New Cooling Towers Protect Hospitals’ Low Infection Rates

A new Center for Disease Control and Prevention (CDC) study involving 196 cooling towers nationwide found that 84 percent contained Legionella DNA, indicating that the dangerous bacteria that causes a severe, even fatal, type of pneumonia were present or had been at some point. This means the real question is not if there will be another outbreak, but where and when it will occur.

“During 2000–2014, passive surveillance for legionellosis in the United States demonstrated a 286 percent increase in reported cases per 100,000 population,” stated the CDC website.

The CDC also estimates that about 5,000 cases of Legionnaires’ disease are now reported each year in the United States, and keeping Legionella out of water systems in buildings, with cooling towers a noted risk, is critical in preventing infection.

In response, HVAC contractors now are pairing chillers and high-performance plastic cooling towers with new anti-microbial options that significantly reduce the infection risk.

Controlling Pathogen Growth

Throughout the U.S. and most of the world, the mainstay of large cooling systems remains the traditional HVAC combination of chillers, air handlers and cooling towers. Cooling towers have a long history of effective use in expelling heat from the water used in many commercial and industrial applications that involve chillers.

Delta Cooling Towers recently introduced a line of towers constructed of anti-microbial resin.

However, it is well established that, under typical operating conditions, cooling towers can propagate Legionella.

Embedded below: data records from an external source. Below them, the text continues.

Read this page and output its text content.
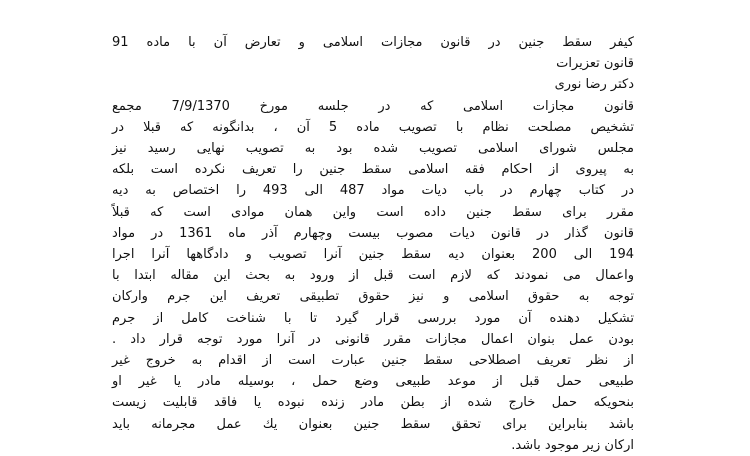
کیفر سقط جنین در قانون مجازات اسلامی و تعارض آن با ماده 91
قانون تعزیرات
دکتر رضا نوری
قانون مجازات اسلامی که در جلسه مورخ 7/9/1370 مجمع
تشخیص مصلحت نظام با تصویب ماده 5 آن ، بدانگونه که قبلا در
مجلس شورای اسلامی تصویب شده بود به تصویب نهایی رسید نیز
به پیروی از احکام فقه اسلامی سقط جنین را تعریف نکرده است بلکه
در کتاب چهارم در باب دیات مواد 487 الی 493 را اختصاص به دیه
مقرر برای سقط جنین داده است واین همان موادی است که قبلاً
قانون گذار در قانون دیات مصوب بیست وچهارم آذر ماه 1361 در مواد
194 الی 200 بعنوان دیه سقط جنین آنرا تصویب و دادگاهها آنرا اجرا
واعمال می نمودند که لازم است قبل از ورود به بحث این مقاله ابتدا با
توجه به حقوق اسلامی و نیز حقوق تطبیقی تعریف این جرم وارکان
تشکیل دهنده آن مورد بررسی قرار گیرد تا با شناخت کامل از جرم
بودن عمل بنوان اعمال مجازات مقرر قانونی در آنرا مورد توجه قرار داد .
از نظر تعریف اصطلاحی سقط جنین عبارت است از اقدام به خروج غیر
طبیعی حمل قبل از موعد طبیعی وضع حمل ، بوسیله مادر یا غیر او
بنحویکه حمل خارج شده از بطن مادر زنده نبوده یا فاقد قابلیت زیست
باشد بنابراین برای تحقق سقط جنین بعنوان یك عمل مجرمانه باید
ارکان زیر موجود باشد.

The design of many cooling towers creates pockets where water may stagnate, a condition that can lead to microorganism development.

This has recently led ANSI/ASHRAE to publish its Standard 188, Legionellosis: Risk Management for Building Water Systems, which documents new risk standards and requirements for the design of new buildings and the renovations to existing structures.

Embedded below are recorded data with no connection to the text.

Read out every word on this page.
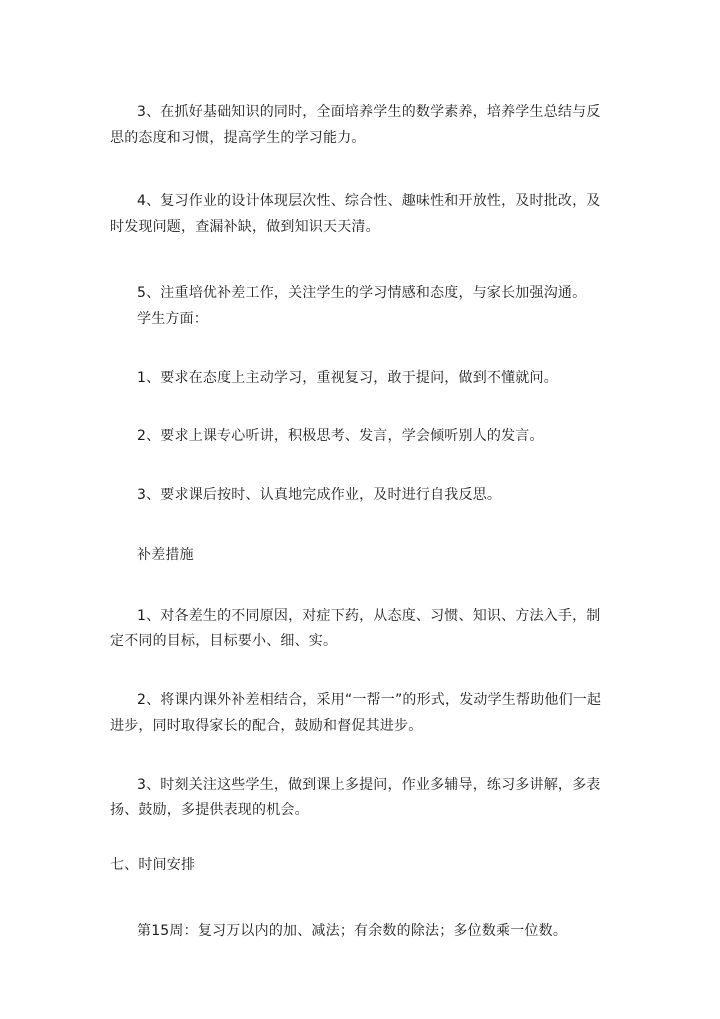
3、在抓好基础知识的同时，全面培养学生的数学素养，培养学生总结与反
思的态度和习惯，提高学生的学习能力。
4、复习作业的设计体现层次性、综合性、趣味性和开放性，及时批改，及
时发现问题，查漏补缺，做到知识天天清。
5、注重培优补差工作，关注学生的学习情感和态度，与家长加强沟通。
学生方面：
1、要求在态度上主动学习，重视复习，敢于提问，做到不懂就问。
2、要求上课专心听讲，积极思考、发言，学会倾听别人的发言。
3、要求课后按时、认真地完成作业，及时进行自我反思。
补差措施
1、对各差生的不同原因，对症下药，从态度、习惯、知识、方法入手，制
定不同的目标，目标要小、细、实。
2、将课内课外补差相结合，采用“一帮一”的形式，发动学生帮助他们一起
进步，同时取得家长的配合，鼓励和督促其进步。
3、时刻关注这些学生，做到课上多提问，作业多辅导，练习多讲解，多表
扬、鼓励，多提供表现的机会。
七、时间安排
第15周：复习万以内的加、减法；有余数的除法；多位数乘一位数。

“All facilities with HVAC or process cooling systems need to be aware of Legionnaires’ disease and handle any concerns about it,” said Rick Hill, facilities director at Arkansas Surgical Hospital, a physician-owned hospital specializing in joint and spine surgery in Central Arkansas. “There have to be good procedures in place to prevent or control it.”

When it was time to replace an air-cooled chiller at Arkansas Surgical Hospital, Steve Keen, president of Powers of Arkansas, the HVAC contractor responsible for the hospital project, recommended and installed a water-cooled chiller, paired with an advanced cooling tower with unique anti-microbial properties.

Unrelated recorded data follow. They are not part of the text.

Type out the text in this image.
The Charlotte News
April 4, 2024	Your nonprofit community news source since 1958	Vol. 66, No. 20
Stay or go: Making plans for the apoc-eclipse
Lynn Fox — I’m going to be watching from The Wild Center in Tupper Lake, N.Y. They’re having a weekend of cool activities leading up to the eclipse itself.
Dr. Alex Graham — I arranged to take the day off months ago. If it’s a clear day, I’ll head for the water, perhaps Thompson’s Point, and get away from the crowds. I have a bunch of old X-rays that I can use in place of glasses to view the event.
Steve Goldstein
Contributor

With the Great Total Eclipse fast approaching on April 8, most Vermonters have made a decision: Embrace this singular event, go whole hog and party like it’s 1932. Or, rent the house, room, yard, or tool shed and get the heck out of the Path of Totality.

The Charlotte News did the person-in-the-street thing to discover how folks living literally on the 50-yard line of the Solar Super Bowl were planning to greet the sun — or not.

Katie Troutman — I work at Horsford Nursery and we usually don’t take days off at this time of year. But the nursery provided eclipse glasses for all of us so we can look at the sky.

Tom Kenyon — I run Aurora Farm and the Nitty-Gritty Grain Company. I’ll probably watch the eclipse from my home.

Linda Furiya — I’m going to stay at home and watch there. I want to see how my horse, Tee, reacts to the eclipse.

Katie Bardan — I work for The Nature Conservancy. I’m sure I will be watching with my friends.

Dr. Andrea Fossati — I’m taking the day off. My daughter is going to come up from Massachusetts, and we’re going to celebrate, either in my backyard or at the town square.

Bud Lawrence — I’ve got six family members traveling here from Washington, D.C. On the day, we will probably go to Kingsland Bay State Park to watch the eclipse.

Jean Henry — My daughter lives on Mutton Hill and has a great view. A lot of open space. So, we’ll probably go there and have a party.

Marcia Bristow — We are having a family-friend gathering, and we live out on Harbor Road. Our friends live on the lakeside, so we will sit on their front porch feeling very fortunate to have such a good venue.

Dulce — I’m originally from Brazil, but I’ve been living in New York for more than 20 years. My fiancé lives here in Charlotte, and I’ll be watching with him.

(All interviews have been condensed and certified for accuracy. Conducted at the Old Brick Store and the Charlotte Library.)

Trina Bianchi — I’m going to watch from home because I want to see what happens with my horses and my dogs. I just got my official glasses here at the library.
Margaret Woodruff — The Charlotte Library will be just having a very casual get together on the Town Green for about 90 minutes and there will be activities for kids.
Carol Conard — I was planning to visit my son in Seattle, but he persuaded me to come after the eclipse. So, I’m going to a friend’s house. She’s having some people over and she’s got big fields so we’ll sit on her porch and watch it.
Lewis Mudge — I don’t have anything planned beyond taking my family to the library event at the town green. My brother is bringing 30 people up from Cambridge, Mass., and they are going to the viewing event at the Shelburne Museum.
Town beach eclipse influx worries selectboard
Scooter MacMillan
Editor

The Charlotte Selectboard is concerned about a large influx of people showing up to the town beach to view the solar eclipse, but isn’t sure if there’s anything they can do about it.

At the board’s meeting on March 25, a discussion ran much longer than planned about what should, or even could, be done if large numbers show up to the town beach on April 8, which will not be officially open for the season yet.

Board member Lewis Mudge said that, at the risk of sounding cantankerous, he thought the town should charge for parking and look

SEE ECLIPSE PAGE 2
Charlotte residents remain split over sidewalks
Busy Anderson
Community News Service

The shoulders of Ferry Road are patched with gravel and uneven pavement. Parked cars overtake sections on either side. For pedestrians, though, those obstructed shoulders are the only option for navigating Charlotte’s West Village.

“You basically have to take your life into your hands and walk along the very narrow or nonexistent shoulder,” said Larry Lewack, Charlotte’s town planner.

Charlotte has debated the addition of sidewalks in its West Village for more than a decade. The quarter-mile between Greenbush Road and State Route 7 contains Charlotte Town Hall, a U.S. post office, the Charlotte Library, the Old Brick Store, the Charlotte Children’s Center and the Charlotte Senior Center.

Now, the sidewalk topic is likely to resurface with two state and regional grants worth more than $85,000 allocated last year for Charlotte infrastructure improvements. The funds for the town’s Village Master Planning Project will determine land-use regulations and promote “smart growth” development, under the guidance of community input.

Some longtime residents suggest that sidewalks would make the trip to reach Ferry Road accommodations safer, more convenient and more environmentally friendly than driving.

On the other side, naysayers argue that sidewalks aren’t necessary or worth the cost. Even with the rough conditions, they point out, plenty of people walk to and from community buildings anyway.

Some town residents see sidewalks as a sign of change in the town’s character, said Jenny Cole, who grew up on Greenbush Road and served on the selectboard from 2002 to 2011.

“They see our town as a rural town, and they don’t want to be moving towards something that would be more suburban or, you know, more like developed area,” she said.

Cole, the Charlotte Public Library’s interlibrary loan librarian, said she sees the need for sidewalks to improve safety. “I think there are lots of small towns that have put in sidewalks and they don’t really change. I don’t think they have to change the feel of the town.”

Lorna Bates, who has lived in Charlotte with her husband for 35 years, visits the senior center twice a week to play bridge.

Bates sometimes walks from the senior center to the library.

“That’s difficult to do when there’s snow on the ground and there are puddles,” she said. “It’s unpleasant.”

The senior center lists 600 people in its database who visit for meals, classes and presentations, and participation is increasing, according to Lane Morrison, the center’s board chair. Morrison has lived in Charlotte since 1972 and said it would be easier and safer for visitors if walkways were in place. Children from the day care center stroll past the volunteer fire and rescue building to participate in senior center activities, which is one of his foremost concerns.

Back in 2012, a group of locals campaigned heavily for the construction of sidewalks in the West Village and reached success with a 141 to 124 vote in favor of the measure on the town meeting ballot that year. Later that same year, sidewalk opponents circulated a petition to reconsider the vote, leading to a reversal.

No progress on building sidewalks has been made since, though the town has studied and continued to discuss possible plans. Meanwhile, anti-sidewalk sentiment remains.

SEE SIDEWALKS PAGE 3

“Legionella is always a concern for HVAC systems using a cooling tower and anywhere you have water exposed to the atmosphere,” said Keen. “The Delta Cooling Towers’ anti-microbial properties will help prevent that type of growth and exposure to patients and staff.”

Delta Cooling Towers, which pioneered the HDPE (high-density polyethylene) plastic cooling tower in the 1970s, recently introduced a line of towers constructed of anti-microbial resin, which is fully compounded into the base cooling tower structural material and casing. The cooling tower fill and drift eliminator are also made from anti-microbial PVC.

“We decided that since we were replacing the air-cooled chiller with a water-cooled chiller, we wanted a cooling tower that aligned with our philosophy of protecting patient safety,” said Hill, who advocated for the anti-microbial technology and found support for it among his hospital’s leadership. “We want to maintain one of the lowest infection rates among hospitals in the country.”

Arkansas Surgical Hospital already boasts a very low infection rate of under 0.3 percent, compared to a national average of 3 percent among U.S. hospitals.

By proactively making the switch to an advanced anti-microbial tower cooler, paired with a very high-efficiency HVAC chiller, the hospital is also significantly reducing energy costs, which was also a prime consideration.

“Our previous air-cooled HVAC system required a lot of electricity,” added Hill. “With the water-based cooling tower and very efficient chiller, however, we expect to save tens of thousands of dollars annually in energy costs.”